The other big gold news and one that can be categorized in the “do you think they know something” category came from CME/COMEX. They will begin with “collars” for nine different metals, including silver and gold. The collars will begin to kick in and trading will cease if gold moves $100 or silver $3 with ultimate daily collars of $400 and $12. I won’t bore you with the specifics, more importantly you must wonder “why?” and “why now?”. How often have we seen $100 moves in gold, much less $400? I believe it has been only one time that gold moved over $100 in a day. We have seen $3 moves (almost all down) in silver but these were almost exclusively during evening trade sessions and almost always on Sunday nights. Does CME really see $12 moves in silver coming? Again, “are they expecting something?” we don’t know about …or maybe they are afraid silver could go to zero in less than two days trading and don’t want to see that happen (I believe if it was possible, this would have already been facilitated)? Or, more likely, are they expecting huge volatility and upside moves they would like to retard and slow down? Add this one to the category “they know something and are readying for it”!
So there you have it, we had a disastrous week for financial assets and huge news, most of which points to sides being chosen and “official readying” for upcoming events. I might add that a 6th Hindenburg omen was spotted on Thursday which most probably bodes very poorly for the stock market(s). With all of these events lining up, one might think the U.S. public is in a somber mood. But no, consumer sentiment numbers reported Friday saw a huge upswing …either the public is not very bright or the reported numbers are bogus …or both?

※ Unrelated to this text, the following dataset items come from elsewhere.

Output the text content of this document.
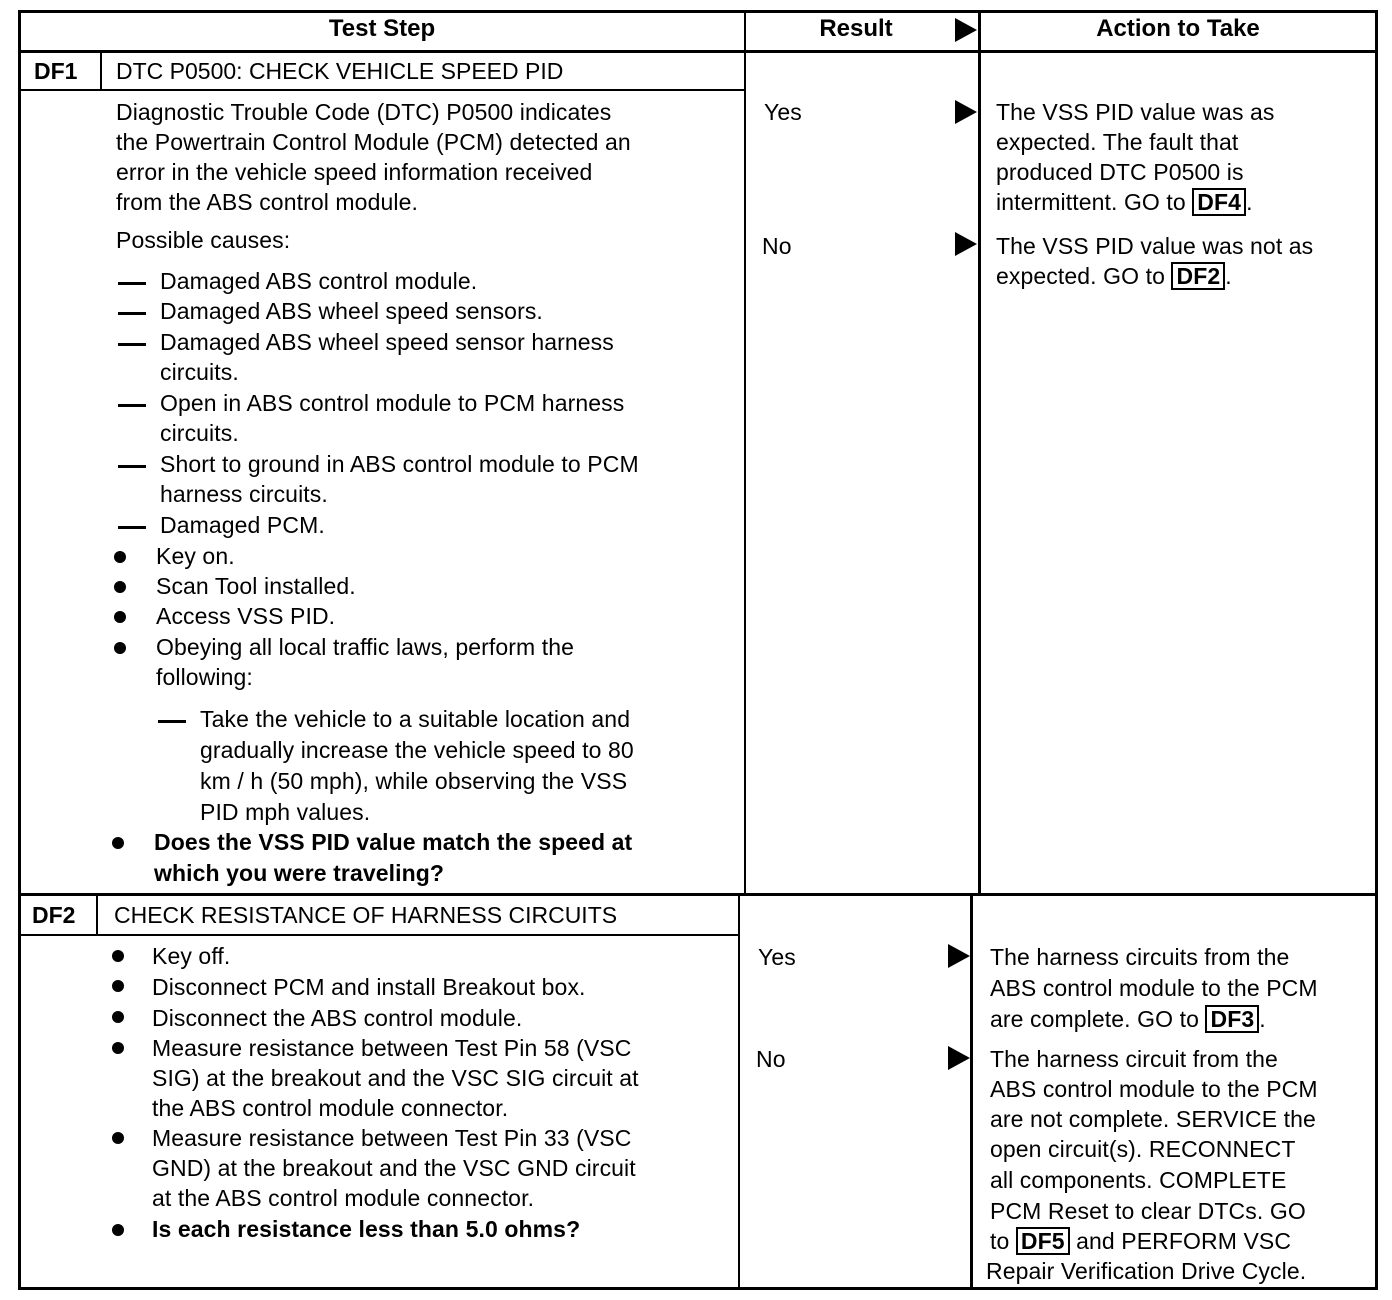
Test Step	Result	Action to Take
DF1 DTC P0500: CHECK VEHICLE SPEED PID
Diagnostic Trouble Code (DTC) P0500 indicates
the Powertrain Control Module (PCM) detected an
error in the vehicle speed information received
from the ABS control module.
Possible causes:
Damaged ABS control module.
Damaged ABS wheel speed sensors.
Damaged ABS wheel speed sensor harness
circuits.
Open in ABS control module to PCM harness
circuits.
Short to ground in ABS control module to PCM
harness circuits.
Damaged PCM.
Key on.
Scan Tool installed.
Access VSS PID.
Obeying all local traffic laws, perform the
following:
Take the vehicle to a suitable location and
gradually increase the vehicle speed to 80
km / h (50 mph), while observing the VSS
PID mph values.
Does the VSS PID value match the speed at
which you were traveling?
Yes
No
The VSS PID value was as
expected. The fault that
produced DTC P0500 is
intermittent. GO to DF4 .
The VSS PID value was not as
expected. GO to DF2 .
DF2 CHECK RESISTANCE OF HARNESS CIRCUITS
Key off.
Disconnect PCM and install Breakout box.
Disconnect the ABS control module.
Measure resistance between Test Pin 58 (VSC
SIG) at the breakout and the VSC SIG circuit at
the ABS control module connector.
Measure resistance between Test Pin 33 (VSC
GND) at the breakout and the VSC GND circuit
at the ABS control module connector.
Is each resistance less than 5.0 ohms?
Yes
No
The harness circuits from the
ABS control module to the PCM
are complete. GO to DF3 .
The harness circuit from the
ABS control module to the PCM
are not complete. SERVICE the
open circuit(s). RECONNECT
all components. COMPLETE
PCM Reset to clear DTCs. GO
to DF5 and PERFORM VSC
Repair Verification Drive Cycle.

Let me finish by saying this, the market action is clearly showing we have entered a credit contraction. Any credit contraction is a death sentence to a system which is overleveraged and already standing on a banana peel. The markets are trying to say this at the same time “official” moves are portraying something very big is afoot. Central banks are now collectively “running the bank”. If one had no prior knowledge of anything financial prior to this week, what was learned this week alone is enough to know something is very wrong, something very bad is going to happen and it is going to happen very soon. I would suggest if your plans are not already finalized, do not wait until the new year to do so!
Bill Holter, Miles Franklin associate writer.